Volume 19, Number 5
July/August 2002

Checking for Conflicts

Most conflict checking systems are oriented toward detection of simple conflicts: Does the lawyer or the firm already represent someone on the other side of the proposed litigation or deal? For business planning and litigation, this simple check usually is enough.

Things are considerably more complex for the estate planner, how-ever. Suppose an intended beneficiary of the estate plan wants to be represented by the firm. Is this a conflict? Possibly not, but what happens if the estate planning client decides to cut out the beneficiary shortly after the firm begins representation?
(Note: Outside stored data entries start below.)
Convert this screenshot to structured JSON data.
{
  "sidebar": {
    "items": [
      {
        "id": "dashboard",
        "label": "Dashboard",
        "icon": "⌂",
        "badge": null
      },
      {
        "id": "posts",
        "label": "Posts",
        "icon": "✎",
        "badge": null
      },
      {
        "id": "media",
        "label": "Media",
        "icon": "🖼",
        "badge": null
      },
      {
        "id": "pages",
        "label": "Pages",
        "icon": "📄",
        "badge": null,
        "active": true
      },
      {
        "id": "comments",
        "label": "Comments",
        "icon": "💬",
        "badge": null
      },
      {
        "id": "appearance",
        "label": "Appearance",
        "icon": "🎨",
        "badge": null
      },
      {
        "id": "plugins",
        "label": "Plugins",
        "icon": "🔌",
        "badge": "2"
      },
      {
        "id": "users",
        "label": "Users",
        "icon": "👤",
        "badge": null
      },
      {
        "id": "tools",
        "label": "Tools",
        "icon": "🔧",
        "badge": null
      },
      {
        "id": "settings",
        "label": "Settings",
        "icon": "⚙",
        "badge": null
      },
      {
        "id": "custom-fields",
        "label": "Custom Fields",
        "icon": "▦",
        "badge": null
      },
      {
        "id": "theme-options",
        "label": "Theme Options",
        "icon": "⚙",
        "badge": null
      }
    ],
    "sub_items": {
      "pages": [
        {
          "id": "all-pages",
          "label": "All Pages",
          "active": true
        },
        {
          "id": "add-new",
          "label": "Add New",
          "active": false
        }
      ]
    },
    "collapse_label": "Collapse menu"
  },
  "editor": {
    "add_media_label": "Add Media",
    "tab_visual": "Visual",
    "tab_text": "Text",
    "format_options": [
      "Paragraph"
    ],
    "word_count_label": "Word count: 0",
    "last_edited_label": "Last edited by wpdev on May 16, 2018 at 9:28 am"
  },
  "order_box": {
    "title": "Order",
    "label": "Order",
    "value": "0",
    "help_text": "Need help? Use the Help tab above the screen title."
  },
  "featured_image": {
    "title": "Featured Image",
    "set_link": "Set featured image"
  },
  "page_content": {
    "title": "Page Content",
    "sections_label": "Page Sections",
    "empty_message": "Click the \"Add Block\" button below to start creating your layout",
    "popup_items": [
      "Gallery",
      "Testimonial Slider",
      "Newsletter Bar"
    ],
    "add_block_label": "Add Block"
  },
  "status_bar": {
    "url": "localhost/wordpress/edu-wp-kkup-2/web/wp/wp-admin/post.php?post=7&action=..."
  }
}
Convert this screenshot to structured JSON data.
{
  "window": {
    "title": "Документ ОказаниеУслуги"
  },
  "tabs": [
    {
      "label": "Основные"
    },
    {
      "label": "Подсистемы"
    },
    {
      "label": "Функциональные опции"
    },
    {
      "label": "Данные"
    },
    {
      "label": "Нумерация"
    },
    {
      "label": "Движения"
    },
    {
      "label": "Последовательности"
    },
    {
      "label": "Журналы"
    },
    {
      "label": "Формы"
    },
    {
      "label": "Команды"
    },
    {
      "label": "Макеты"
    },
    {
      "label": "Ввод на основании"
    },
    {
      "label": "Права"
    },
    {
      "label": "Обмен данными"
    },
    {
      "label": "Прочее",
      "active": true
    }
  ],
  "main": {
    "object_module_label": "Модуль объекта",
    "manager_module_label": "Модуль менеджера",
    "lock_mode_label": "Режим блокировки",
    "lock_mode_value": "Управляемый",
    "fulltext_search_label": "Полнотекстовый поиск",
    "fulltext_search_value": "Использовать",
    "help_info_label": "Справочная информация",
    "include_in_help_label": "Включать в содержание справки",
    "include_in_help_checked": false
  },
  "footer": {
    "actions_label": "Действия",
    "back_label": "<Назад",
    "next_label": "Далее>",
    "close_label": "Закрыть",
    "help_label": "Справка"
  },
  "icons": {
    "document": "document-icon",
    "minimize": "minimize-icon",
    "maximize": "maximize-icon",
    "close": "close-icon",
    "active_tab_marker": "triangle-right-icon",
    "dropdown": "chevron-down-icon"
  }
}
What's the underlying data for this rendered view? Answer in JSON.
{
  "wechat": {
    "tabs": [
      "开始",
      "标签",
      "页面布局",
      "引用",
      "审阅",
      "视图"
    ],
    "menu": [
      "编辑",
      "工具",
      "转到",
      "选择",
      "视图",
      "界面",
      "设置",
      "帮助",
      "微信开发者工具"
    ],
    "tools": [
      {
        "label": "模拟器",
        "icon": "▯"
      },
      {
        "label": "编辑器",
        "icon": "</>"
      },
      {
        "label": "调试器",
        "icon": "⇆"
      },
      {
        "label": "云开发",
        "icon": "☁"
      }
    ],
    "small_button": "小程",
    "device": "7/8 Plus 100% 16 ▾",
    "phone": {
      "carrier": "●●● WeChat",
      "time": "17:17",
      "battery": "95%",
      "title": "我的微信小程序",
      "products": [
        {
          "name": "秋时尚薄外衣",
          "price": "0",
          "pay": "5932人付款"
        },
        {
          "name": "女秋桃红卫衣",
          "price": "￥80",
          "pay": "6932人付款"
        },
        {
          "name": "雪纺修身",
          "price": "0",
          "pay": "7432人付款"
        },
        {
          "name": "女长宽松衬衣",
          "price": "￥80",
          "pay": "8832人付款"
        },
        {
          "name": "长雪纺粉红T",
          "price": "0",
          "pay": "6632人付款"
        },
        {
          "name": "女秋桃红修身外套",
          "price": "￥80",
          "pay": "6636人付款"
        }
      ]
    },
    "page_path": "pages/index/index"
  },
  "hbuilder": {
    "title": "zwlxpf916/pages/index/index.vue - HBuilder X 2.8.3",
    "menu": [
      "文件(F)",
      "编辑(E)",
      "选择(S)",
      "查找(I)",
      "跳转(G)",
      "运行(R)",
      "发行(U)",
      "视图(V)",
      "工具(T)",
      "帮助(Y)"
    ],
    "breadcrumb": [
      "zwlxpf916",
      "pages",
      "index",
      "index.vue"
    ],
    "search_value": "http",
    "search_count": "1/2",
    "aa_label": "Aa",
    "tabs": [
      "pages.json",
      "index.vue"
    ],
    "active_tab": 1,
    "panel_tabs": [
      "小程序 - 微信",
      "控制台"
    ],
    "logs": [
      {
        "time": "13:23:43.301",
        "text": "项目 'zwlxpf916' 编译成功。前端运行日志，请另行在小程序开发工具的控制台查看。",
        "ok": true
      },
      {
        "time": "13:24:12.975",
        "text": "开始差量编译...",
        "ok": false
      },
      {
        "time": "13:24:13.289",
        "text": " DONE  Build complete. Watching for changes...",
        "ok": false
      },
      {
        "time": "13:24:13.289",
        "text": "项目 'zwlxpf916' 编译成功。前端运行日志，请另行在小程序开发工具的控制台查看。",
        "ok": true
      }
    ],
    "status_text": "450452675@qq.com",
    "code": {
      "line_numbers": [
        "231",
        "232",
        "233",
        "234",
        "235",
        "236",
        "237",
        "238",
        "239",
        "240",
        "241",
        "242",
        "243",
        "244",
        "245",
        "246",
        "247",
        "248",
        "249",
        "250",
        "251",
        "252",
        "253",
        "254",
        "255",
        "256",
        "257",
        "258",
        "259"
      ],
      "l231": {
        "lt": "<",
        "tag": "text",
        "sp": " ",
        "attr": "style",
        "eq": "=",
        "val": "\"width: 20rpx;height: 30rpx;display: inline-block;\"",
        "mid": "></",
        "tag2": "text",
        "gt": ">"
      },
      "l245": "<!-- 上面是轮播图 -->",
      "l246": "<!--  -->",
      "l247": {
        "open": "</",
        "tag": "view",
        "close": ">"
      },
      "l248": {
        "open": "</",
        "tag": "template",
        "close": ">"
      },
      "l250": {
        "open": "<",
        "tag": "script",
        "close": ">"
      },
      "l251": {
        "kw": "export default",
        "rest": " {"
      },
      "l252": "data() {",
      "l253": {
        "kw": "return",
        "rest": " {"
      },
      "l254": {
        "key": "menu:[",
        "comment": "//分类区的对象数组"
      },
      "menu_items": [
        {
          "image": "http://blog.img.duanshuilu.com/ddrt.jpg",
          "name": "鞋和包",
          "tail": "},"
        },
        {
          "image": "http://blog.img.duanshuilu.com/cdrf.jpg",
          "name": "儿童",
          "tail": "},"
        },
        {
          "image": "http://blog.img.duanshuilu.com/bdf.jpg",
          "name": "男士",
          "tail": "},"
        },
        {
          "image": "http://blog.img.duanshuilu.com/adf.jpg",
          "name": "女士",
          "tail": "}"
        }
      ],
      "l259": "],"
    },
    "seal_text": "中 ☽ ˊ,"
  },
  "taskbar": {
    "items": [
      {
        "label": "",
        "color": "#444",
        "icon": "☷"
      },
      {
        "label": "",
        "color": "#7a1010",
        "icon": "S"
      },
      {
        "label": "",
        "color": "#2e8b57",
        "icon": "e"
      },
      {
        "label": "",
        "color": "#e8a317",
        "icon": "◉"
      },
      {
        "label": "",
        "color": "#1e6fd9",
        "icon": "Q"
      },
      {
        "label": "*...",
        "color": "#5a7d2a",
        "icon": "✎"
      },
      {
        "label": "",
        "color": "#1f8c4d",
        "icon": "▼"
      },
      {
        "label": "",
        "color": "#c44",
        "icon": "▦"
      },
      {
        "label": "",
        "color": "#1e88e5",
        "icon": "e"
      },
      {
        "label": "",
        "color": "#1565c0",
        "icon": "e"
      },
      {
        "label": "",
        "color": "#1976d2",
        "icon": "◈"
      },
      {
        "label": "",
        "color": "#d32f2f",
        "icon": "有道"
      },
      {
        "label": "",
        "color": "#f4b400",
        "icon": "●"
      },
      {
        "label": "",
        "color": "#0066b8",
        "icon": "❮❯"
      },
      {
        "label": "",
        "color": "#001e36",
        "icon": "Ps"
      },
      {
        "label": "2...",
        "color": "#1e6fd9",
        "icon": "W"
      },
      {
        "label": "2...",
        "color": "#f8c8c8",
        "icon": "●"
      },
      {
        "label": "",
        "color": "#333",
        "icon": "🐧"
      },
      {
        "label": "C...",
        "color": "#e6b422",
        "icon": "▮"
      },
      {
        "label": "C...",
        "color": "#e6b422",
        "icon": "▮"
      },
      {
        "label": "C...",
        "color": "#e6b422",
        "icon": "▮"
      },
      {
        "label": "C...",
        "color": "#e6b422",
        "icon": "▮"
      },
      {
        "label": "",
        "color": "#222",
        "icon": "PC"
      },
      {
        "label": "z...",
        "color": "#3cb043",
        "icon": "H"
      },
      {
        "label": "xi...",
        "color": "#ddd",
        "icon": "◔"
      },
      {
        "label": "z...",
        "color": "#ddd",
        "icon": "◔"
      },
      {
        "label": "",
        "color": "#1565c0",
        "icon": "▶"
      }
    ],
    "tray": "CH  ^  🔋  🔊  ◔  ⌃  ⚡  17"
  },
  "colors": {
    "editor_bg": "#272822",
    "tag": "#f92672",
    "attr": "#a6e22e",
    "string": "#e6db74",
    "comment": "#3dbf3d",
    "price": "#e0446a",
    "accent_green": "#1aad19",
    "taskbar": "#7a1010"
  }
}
The firm now finds itself in the middle of a hopeless conflict of interest it cannot resolve, and will have to withdraw from representing any of the clients. Worse yet, the firm may not even realize it has a conflict if the work is being done by different people, and may continue working after the conflict arises, thereby exposing the firm to claims of breach of fiduciary duty and malpractice from both clients.

How to avoid the problem? In an estate planning practice, the names of all beneficiaries must be entered into the conflict checking system. Time Matters and Amicus software make such work fairly easy and allow the lawyer to enter appropriate codes to facilitate identification of potential conflicts. The lawyer or firm may end up with what looks like a bloated contact list on the electronic Rolodex, but all the information should be at the lawyer's fingertips anyway. The contact list is a convenient place to put it-as well as a safeguard against conflicts of interest.

Note that this procedure discloses only potential conflicts. But that is all you can ask from a system; determining the nature of the conflict, if any, necessarily requires the lawyer to evaluate the potential conflict in light of the facts of each situation.